SSE Enterprise has joined the launch of a project looking to create the largest smart city-wide energy system in the UK.
The £2 million Peterborough Integrated Renewables Infrastructure Project is being led by Peterborough Council, with the aim to cut energy bills and provide green heat, electricity and transport.
It brings together a local electricity network and heat network with energy generation and local demand, such as EV charge points. This, SSE said, unlocks efficiencies not deliverable under the existing siloed energy system, adding it is “particularly effective” in built up areas where the electricity network is constrained.

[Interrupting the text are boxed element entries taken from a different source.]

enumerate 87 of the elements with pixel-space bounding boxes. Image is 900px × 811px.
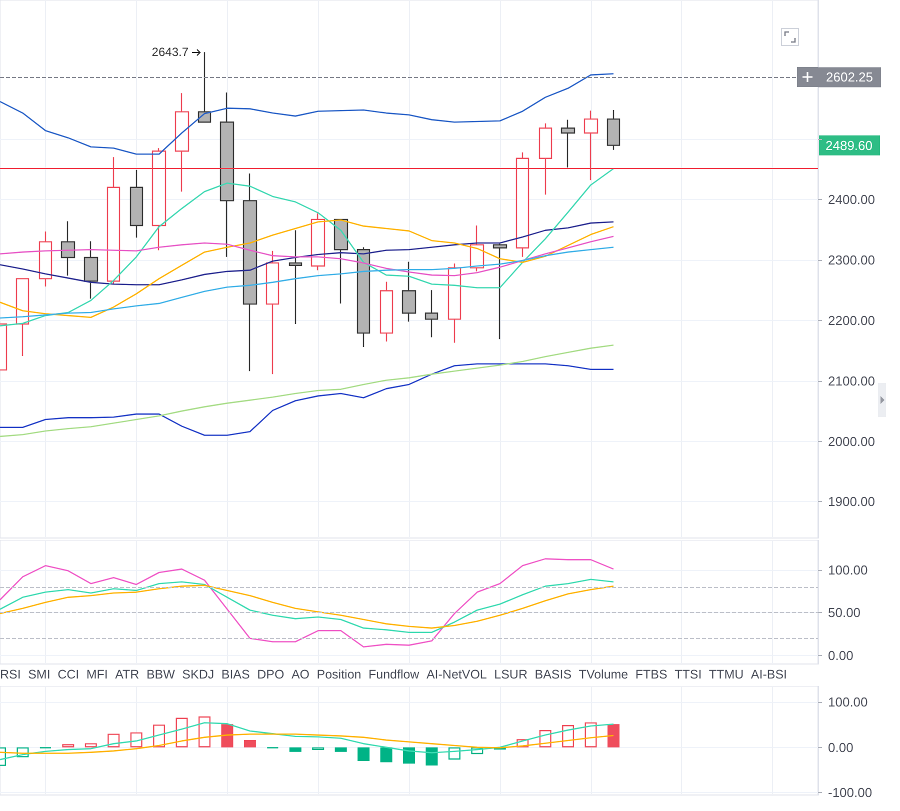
- text: BIAS: [221, 668, 250, 682]
- text: SKDJ: [182, 668, 214, 682]
- line-series: [0, 584, 614, 629]
- text: BBW: [146, 668, 176, 682]
- line-series: [0, 578, 614, 634]
- line-series: [0, 722, 614, 760]
- candlestick: [538, 122, 552, 196]
- y-tick-label: 2200.00: [828, 312, 875, 328]
- text: RSI: [0, 668, 21, 682]
- candlestick: [220, 92, 234, 258]
- candlestick: [84, 240, 98, 300]
- bar: [221, 724, 234, 748]
- y-tick-label: 2300.00: [828, 252, 875, 268]
- candlestick: [448, 262, 462, 344]
- candlestick: [38, 230, 52, 288]
- candlestick: [288, 230, 302, 325]
- candlestick: [310, 212, 326, 271]
- bar: [403, 747, 415, 764]
- text: AI-BSI: [750, 668, 788, 682]
- bar: [130, 732, 142, 748]
- line-series: [0, 219, 614, 318]
- line-series: [0, 344, 614, 438]
- candlestick: [152, 148, 166, 251]
- candlestick: [106, 156, 120, 284]
- candlestick: [516, 152, 530, 258]
- y-tick-label: 0.00: [828, 648, 854, 663]
- candlestick: [60, 220, 76, 276]
- text: SMI: [28, 668, 50, 682]
- candlestick: [606, 109, 620, 151]
- bar: [289, 747, 302, 752]
- candlestick: [424, 290, 438, 338]
- text: TTMU: [708, 668, 744, 682]
- text: FTBS: [635, 668, 668, 682]
- candlestick: [130, 169, 144, 238]
- candlestick: [174, 92, 190, 192]
- bar: [198, 716, 210, 748]
- text: AI-NetVOL: [426, 668, 487, 682]
- bar: [334, 747, 347, 752]
- text: LSUR: [494, 668, 528, 682]
- y-tick-label: 1900.00: [828, 494, 875, 510]
- line-series: [0, 733, 614, 754]
- candlestick: [334, 218, 348, 304]
- y-tick-label: 2000.00: [828, 434, 875, 449]
- bar: [244, 740, 256, 748]
- bar: [358, 747, 370, 761]
- candlestick: [380, 281, 394, 342]
- line-series: [0, 221, 614, 286]
- text: DPO: [257, 668, 284, 682]
- candlestick: [198, 52, 212, 123]
- text: MFI: [86, 668, 108, 682]
- bar: [176, 718, 188, 748]
- text: 2489.60: [826, 138, 872, 153]
- text: AO: [291, 668, 310, 682]
- text: Fundflow: [368, 668, 420, 682]
- text: CCI: [58, 668, 80, 682]
- text: Position: [316, 668, 362, 682]
- y-tick-label: 0.00: [828, 740, 854, 755]
- y-tick-label: 2100.00: [828, 373, 875, 388]
- y-tick-label: 100.00: [828, 562, 868, 578]
- text: TVolume: [578, 668, 628, 682]
- bar: [608, 724, 620, 748]
- annotation: 2643.7: [152, 45, 189, 60]
- candlestick: [356, 246, 370, 348]
- candlestick: [242, 172, 258, 372]
- candlestick: [492, 243, 508, 340]
- y-tick-label: 50.00: [828, 605, 861, 620]
- ref-line-label: 2602.25: [826, 70, 873, 85]
- candlestick: [402, 261, 416, 322]
- line-series: [0, 73, 614, 155]
- text: BASIS: [534, 668, 572, 682]
- y-tick-label: -100.00: [828, 785, 872, 800]
- bar: [426, 747, 438, 766]
- line-series: [0, 236, 614, 276]
- candlestick: [266, 250, 280, 375]
- candlestick: [16, 277, 30, 357]
- bar: [380, 747, 392, 762]
- candlestick: [584, 110, 598, 181]
- y-tick-label: 100.00: [828, 694, 868, 710]
- text: TTSI: [674, 668, 702, 682]
- line-series: [0, 363, 614, 436]
- text: ATR: [115, 668, 140, 682]
- line-series: [0, 558, 614, 648]
- candlestick: [560, 119, 576, 168]
- line-series: [0, 168, 614, 326]
- line-series: [0, 246, 614, 319]
- y-tick-label: 2400.00: [828, 192, 875, 207]
- bar: [84, 743, 97, 748]
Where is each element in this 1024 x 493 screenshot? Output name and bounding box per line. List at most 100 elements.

Already, the Peterborough Energy Recovery Facility currently turns unwanted waste into electricity and heat in the form of steam. This could go further, with the potential for over 16MWth to be sent to heat local businesses and homes, according to the council, which also pointed to plans to install 50 fast charging points for cars. This is alongside plans from Stagecoach to relocate and electrify a 90 bus depot.
As part of the project, demand and supply balancing technology will be used, with buses to be charged at night when demand is lower and businesses to use additional electricity at different times of the day to boost their resilience and reduce their carbon emissions.
Neil Kirkby, managing director of SSE Enterprise, said the project will “showcase the potential of smart urban energy systems and help drive local decarbonisation in a commercially viable manner”.
It is to build upon the whole system approach offered by SSE’s distributed energy business and brings together a group of “leading organisations that can help cities transition to net zero by merging energy infrastructure to maximise carbon savings”.